American sailboat manufacturer

Coronado Yachts was an American sailboat manufacturer located in Southern California, which produced several popular lines in the 1960s and early 1970s.

==History==

Frank W. Butler's initial intent was not to produce and sell boats, but rather to have one built. Prior to venturing into the boat business Frank was a successful business man running a machine shop.

In 1961, Butler took over the building of his own boat when boat builder ran out of funds and borrowed money from Butler; the builder was not able to repay the debt. Instead he gave Butler the tooling to continue building the boat. Butler later gained full control of the company, renaming it Wesco Marine and later Coronado Yachts. Many Early Coronado twenty fives have the Wesco Marine nameplate on their transom.

Among the first models built by Coronado were the Victory '21 and the Super Satellite. Production for the Coronado '25 began in 1964. It was the first boat with a one piece interior, making the boat stronger, lighter, and less expensive than previous models.

In 1968, Butler sold Coronado to Whittaker which already owned Columbia Yachts which was purchased from Dick Valdes in 1967. They also had acquired several power boat manufacturers. In 1969, the nameplates showed Coronado Yachts as a division of the Whittaker Corp. Whittaker also produced some other interesting marine related products such a life pods used for emergency evac. on offshore oil rigs. The Coronado's were originally produced only in the plant in Costa Mesa, CA, but eventually larger boats were built in Virginia.
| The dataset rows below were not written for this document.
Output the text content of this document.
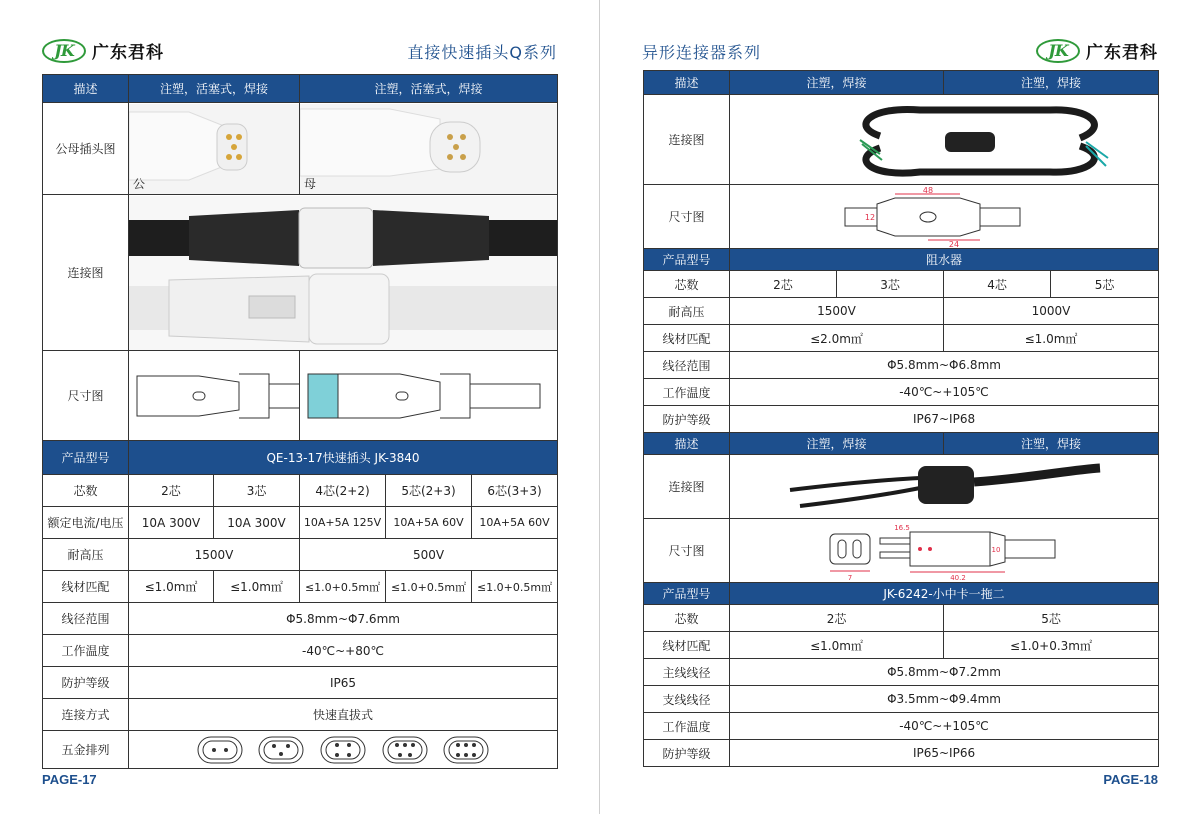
JK	广东君科	直接快速插头Q系列
描述	注塑，活塞式，焊接		注塑，活塞式，焊接		
公母插头图	公		母		

连接图	

尺寸图	

产品型号	QE-13-17快速插头 JK-3840				
芯数	2芯	3芯	4芯(2+2)	5芯(2+3)	6芯(3+3)
额定电流/电压	10A 300V	10A 300V	10A+5A 125V	10A+5A 60V	10A+5A 60V
耐高压	1500V		500V		
线材匹配	≤1.0m㎡	≤1.0m㎡	≤1.0+0.5m㎡	≤1.0+0.5m㎡	≤1.0+0.5m㎡
线径范围	Φ5.8mm~Φ7.6mm				
工作温度	-40℃~+80℃				
防护等级	IP65				
连接方式	快速直拔式				
五金排列	
PAGE-17
异形连接器系列	JK	广东君科
描述	注塑，焊接		注塑，焊接	
连接图	

尺寸图	48
12
24			

产品型号	阻水器			
芯数	2芯	3芯	4芯	5芯
耐高压	1500V		1000V	
线材匹配	≤2.0m㎡		≤1.0m㎡	
线径范围	Φ5.8mm~Φ6.8mm			
工作温度	-40℃~+105℃			
防护等级	IP67~IP68			
描述	注塑，焊接		注塑，焊接	
连接图	

尺寸图	7 40.2
10
16.5			

产品型号	JK-6242-小中卡一拖二			
芯数	2芯		5芯	
线材匹配	≤1.0m㎡		≤1.0+0.3m㎡	
主线线径	Φ5.8mm~Φ7.2mm			
支线线径	Φ3.5mm~Φ9.4mm			
工作温度	-40℃~+105℃			
防护等级	IP65~IP66			
PAGE-18
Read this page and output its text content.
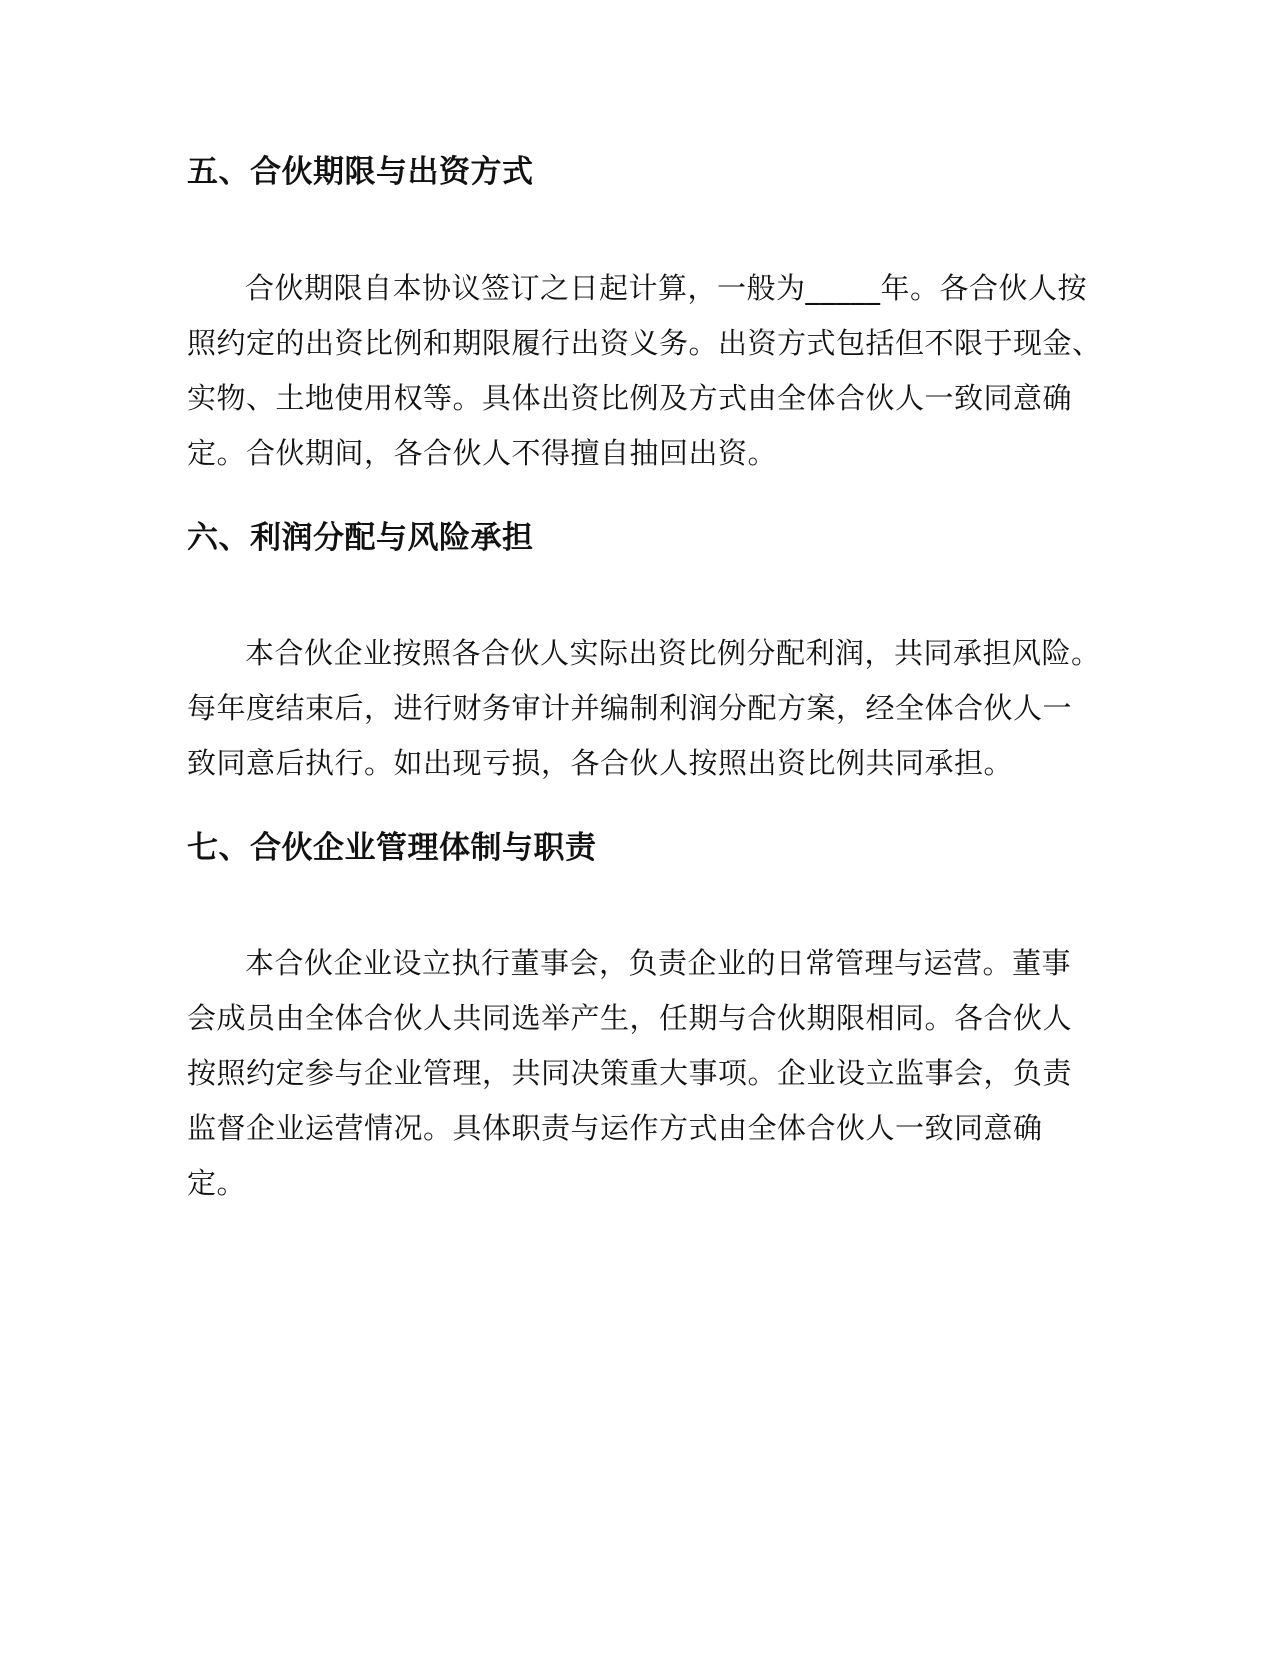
五、合伙期限与出资方式

合伙期限自本协议签订之日起计算，一般为_____年。各合伙人按

照约定的出资比例和期限履行出资义务。出资方式包括但不限于现金、

实物、土地使用权等。具体出资比例及方式由全体合伙人一致同意确

定。合伙期间，各合伙人不得擅自抽回出资。

六、利润分配与风险承担

本合伙企业按照各合伙人实际出资比例分配利润，共同承担风险。

每年度结束后，进行财务审计并编制利润分配方案，经全体合伙人一

致同意后执行。如出现亏损，各合伙人按照出资比例共同承担。

七、合伙企业管理体制与职责

本合伙企业设立执行董事会，负责企业的日常管理与运营。董事

会成员由全体合伙人共同选举产生，任期与合伙期限相同。各合伙人

按照约定参与企业管理，共同决策重大事项。企业设立监事会，负责

监督企业运营情况。具体职责与运作方式由全体合伙人一致同意确

定。
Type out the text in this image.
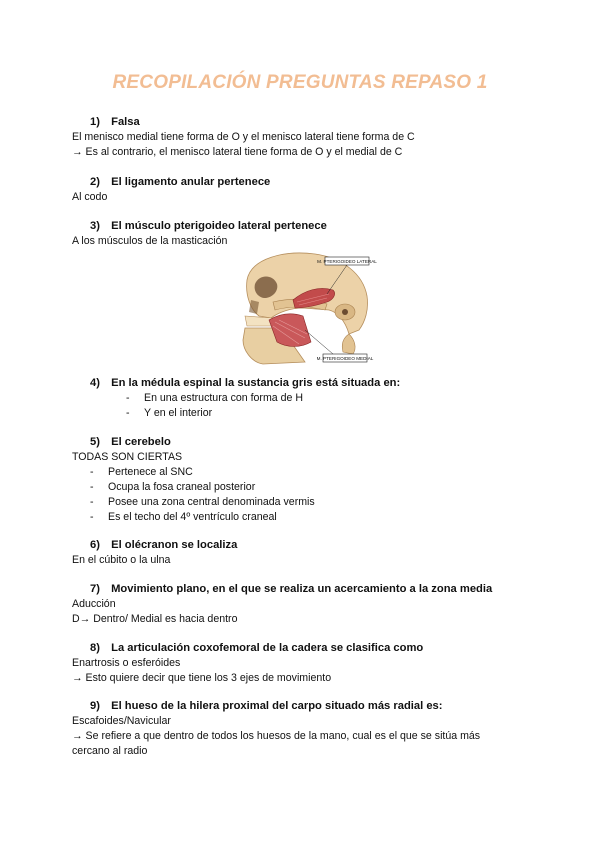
RECOPILACIÓN PREGUNTAS REPASO 1
1) Falsa
El menisco medial tiene forma de O y el menisco lateral tiene forma de C
→ Es al contrario, el menisco lateral tiene forma de O y el medial de C
2) El ligamento anular pertenece
Al codo
3) El músculo pterigoideo lateral pertenece
A los músculos de la masticación
M. PTERIGOIDEO LATERAL
M. PTERIGOIDEO MEDIAL
4) En la médula espinal la sustancia gris está situada en:
- En una estructura con forma de H
- Y en el interior
5) El cerebelo
TODAS SON CIERTAS
- Pertenece al SNC
- Ocupa la fosa craneal posterior
- Posee una zona central denominada vermis
- Es el techo del 4º ventrículo craneal
6) El olécranon se localiza
En el cúbito o la ulna
7) Movimiento plano, en el que se realiza un acercamiento a la zona media
Aducción
D→ Dentro/ Medial es hacia dentro
8) La articulación coxofemoral de la cadera se clasifica como
Enartrosis o esferóides
→ Esto quiere decir que tiene los 3 ejes de movimiento
9) El hueso de la hilera proximal del carpo situado más radial es:
Escafoides/Navicular
→ Se refiere a que dentro de todos los huesos de la mano, cual es el que se sitúa más
cercano al radio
By 1969, the Coronado 27 and 30 foot models were being produced. Butler remained with Whitaker for only one year then left due to disagreements with management at Whitaker over the production of a trailerable 22 foot boat with a movable keel. Butler went on to found Catalina Yachts, currently the largest sailboat manufacturer in the world, with his first product being the trailerable 22 foot boat with a movable keel.

Dick Valdes left Whittaker in 1972. Eventually many of the Coronado boats became cross branding of the Columbia models. Whitaker continued the Coronado line until 1974 producing the Coronado 34 and center cockpit Coronado 35. By 1979 Whittaker sold Columbia and the brand was defunct by the mid-1980s.

Wesco Marine still exists, owned by Frank Butler, and is a supplier for Catalina Yachts.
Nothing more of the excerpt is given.